The developer and fixer as I can't remember who makes it at the moment.

And I can't find the MC Imagine site either. It's got something to do with Mitsubishi.


----------



## Torus34 (Dec 20, 2006)

On loading 120 film -- free the film from the backing paper by ripping or cutting the tape so that the tape adhered to the film remains.  In other words, don't peel the tape from the film.

The tape-bearing edge of the film is now significantly stiffer and can more easily be inserted into the reel.


----------



## Don Simon (Dec 21, 2006)

/\
||

Good advice! I also found it incredibly difficult to get 120 film onto reels until I worked that one out. Personally I cut the tape just a little bit after the end of the film, then fold that tape over the film.


----------



## ferny (Dec 22, 2006)

I've seen the tape suggestion but I've also seen people say to make sure you take the tape off just in case it contaminates the chemicals.

The problem I had was that I'd never handled 120 film before.
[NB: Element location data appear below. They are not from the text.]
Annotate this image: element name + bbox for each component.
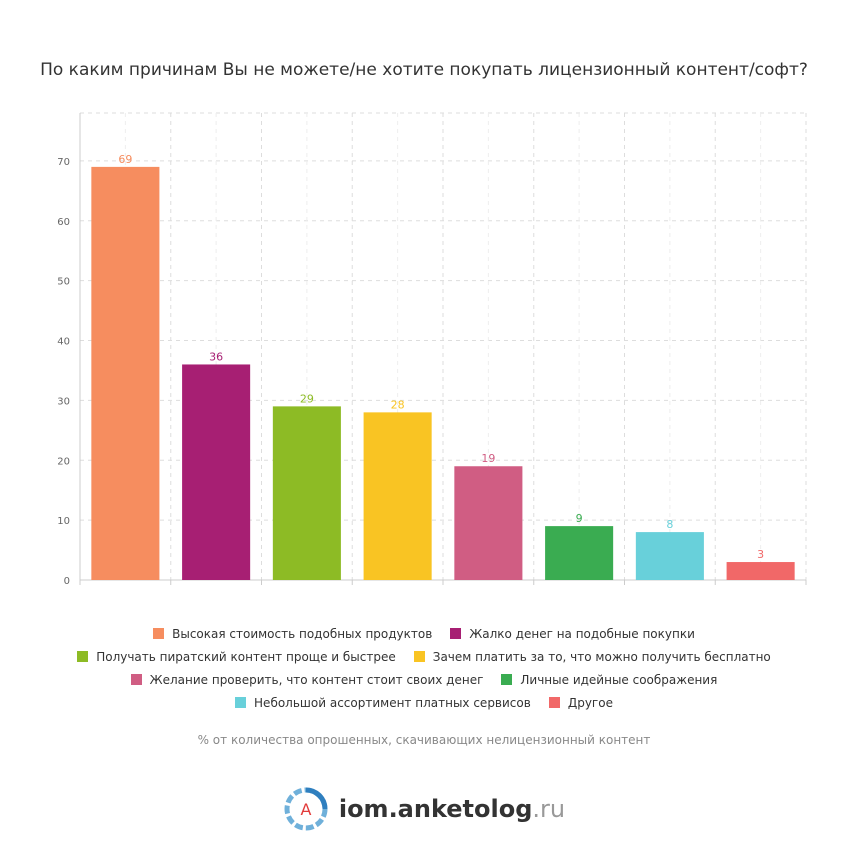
legend-row: Небольшой ассортимент платных сервисов Др… bbox=[0, 691, 848, 714]
legend-item[interactable]: Другое bbox=[548, 695, 613, 710]
legend-item[interactable]: Небольшой ассортимент платных сервисов bbox=[235, 696, 531, 710]
footnote: % от количества опрошенных, скачивающих … bbox=[197, 733, 651, 747]
bar bbox=[272, 406, 341, 580]
brand-name: iom.anketolog bbox=[338, 795, 533, 823]
y-tick-label: 30 bbox=[57, 396, 70, 407]
legend: Высокая стоимость подобных продуктов Жалк… bbox=[0, 622, 848, 714]
brand-tld: .ru bbox=[532, 795, 566, 823]
legend-swatch bbox=[77, 651, 89, 662]
legend-label: Другое bbox=[567, 695, 613, 710]
brand-logo[interactable]: A iom.anketolog.ru bbox=[0, 786, 848, 832]
legend-label: Жалко денег на подобные покупки bbox=[469, 626, 695, 641]
chart-title: По каким причинам Вы не можете/не хотите… bbox=[40, 60, 808, 80]
legend-swatch bbox=[413, 651, 425, 662]
legend-swatch bbox=[450, 628, 462, 639]
bar-chart: 0 10 20 30 40 50 60 70 69 36 29 28 19 9 8 3 bbox=[57, 112, 807, 587]
legend-label: Личные идейные соображения bbox=[520, 672, 718, 687]
y-tick-label: 20 bbox=[57, 456, 70, 467]
legend-row: Желание проверить, что контент стоит сво… bbox=[0, 668, 848, 691]
data-label: 36 bbox=[209, 350, 223, 363]
y-tick-label: 10 bbox=[57, 516, 70, 527]
legend-item[interactable]: Получать пиратский контент проще и быстр… bbox=[77, 650, 396, 664]
data-label: 8 bbox=[666, 518, 673, 531]
legend-item[interactable]: Личные идейные соображения bbox=[501, 673, 717, 687]
legend-row: Получать пиратский контент проще и быстр… bbox=[0, 645, 848, 668]
legend-item[interactable]: Желание проверить, что контент стоит сво… bbox=[130, 672, 484, 687]
legend-label: Зачем платить за то, что можно получить … bbox=[432, 649, 771, 664]
anketolog-logo-icon: A bbox=[284, 787, 328, 831]
bar bbox=[635, 532, 704, 580]
legend-swatch bbox=[130, 674, 142, 685]
legend-swatch bbox=[501, 674, 513, 685]
y-tick-label: 70 bbox=[57, 157, 70, 168]
brand-text: iom.anketolog.ru bbox=[339, 795, 565, 823]
y-tick-label: 60 bbox=[57, 217, 70, 228]
legend-label: Получать пиратский контент проще и быстр… bbox=[96, 649, 396, 664]
bar bbox=[726, 562, 795, 580]
legend-label: Небольшой ассортимент платных сервисов bbox=[254, 695, 531, 710]
bar bbox=[91, 166, 160, 580]
data-labels-layer: 69 36 29 28 19 9 8 3 bbox=[118, 153, 764, 561]
legend-swatch bbox=[548, 697, 560, 708]
data-label: 9 bbox=[576, 512, 583, 525]
bar bbox=[182, 364, 251, 580]
legend-item[interactable]: Высокая стоимость подобных продуктов bbox=[153, 627, 432, 641]
data-label: 69 bbox=[118, 153, 132, 166]
legend-row: Высокая стоимость подобных продуктов Жалк… bbox=[0, 622, 848, 645]
legend-swatch bbox=[235, 697, 247, 708]
logo-letter: A bbox=[300, 800, 311, 819]
legend-item[interactable]: Жалко денег на подобные покупки bbox=[450, 627, 695, 641]
bars-layer bbox=[91, 166, 795, 580]
data-label: 3 bbox=[757, 548, 764, 561]
y-tick-label: 40 bbox=[57, 337, 70, 348]
data-label: 28 bbox=[391, 398, 405, 411]
legend-swatch bbox=[153, 628, 165, 639]
y-tick-label: 0 bbox=[64, 576, 70, 587]
data-label: 29 bbox=[300, 392, 314, 405]
legend-label: Высокая стоимость подобных продуктов bbox=[172, 626, 433, 641]
legend-item[interactable]: Зачем платить за то, что можно получить … bbox=[413, 649, 771, 664]
y-tick-label: 50 bbox=[57, 277, 70, 288]
legend-label: Желание проверить, что контент стоит сво… bbox=[149, 672, 484, 687]
data-label: 19 bbox=[481, 452, 495, 465]
bar bbox=[545, 526, 614, 580]
bar bbox=[454, 466, 523, 580]
bar bbox=[363, 412, 432, 580]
And the place where I loaded it onto the spiral wasn't ideal. I was propped up against me bed with a chair in front of me and my duvet covering everything. Got very hot and bothered and there was no room to do anything. Then I realised I had my sub on and that has a green light. :mrgreen: So I decided to go out, waste a roll of film and learn how to load it up in the light. Thinking back now I could have put the roll I was using into my tank and put the lid on. That way I wouldn't have worried about the light from opening my door ruining the film. 
Once I'd done it in the light I found it easy in the dark.

Still, it was better then when I put 35mm onto a reel for the first time. Cramped under the stairs with lots of light leaks. Never bothered the film though.


Right, looks like the site is working at last.

The first B&W I developed. Scanned negs.
http://www.blueyedmuffin.co.uk/arse/?p=13

My new toy.
http://www.blueyedmuffin.co.uk/arse/?p=14

Some of my scanned Holga negs. Like I said, theyr were just test shots to see what would happen. How good the camera was, find out about the leaks, get an idea of how strong the flash is (very strong!), etc.
http://www.blueyedmuffin.co.uk/gallery/index.php?gallery=./holga/scanned negatives


----------



## terri (Dec 22, 2006)

Your site is still taking forever to load. I think it hates the idea of people looking at it. :meh: 

I'll keep trying, though. I'm excited for ya! All these kewl new toys, and it sounds like you're really playing with them. This is great!!! :cheer:


----------



## Torus34 (Dec 22, 2006)

Leaving the tape on the film will not affect the chemicals.  My credentials?  BS Chem.


----------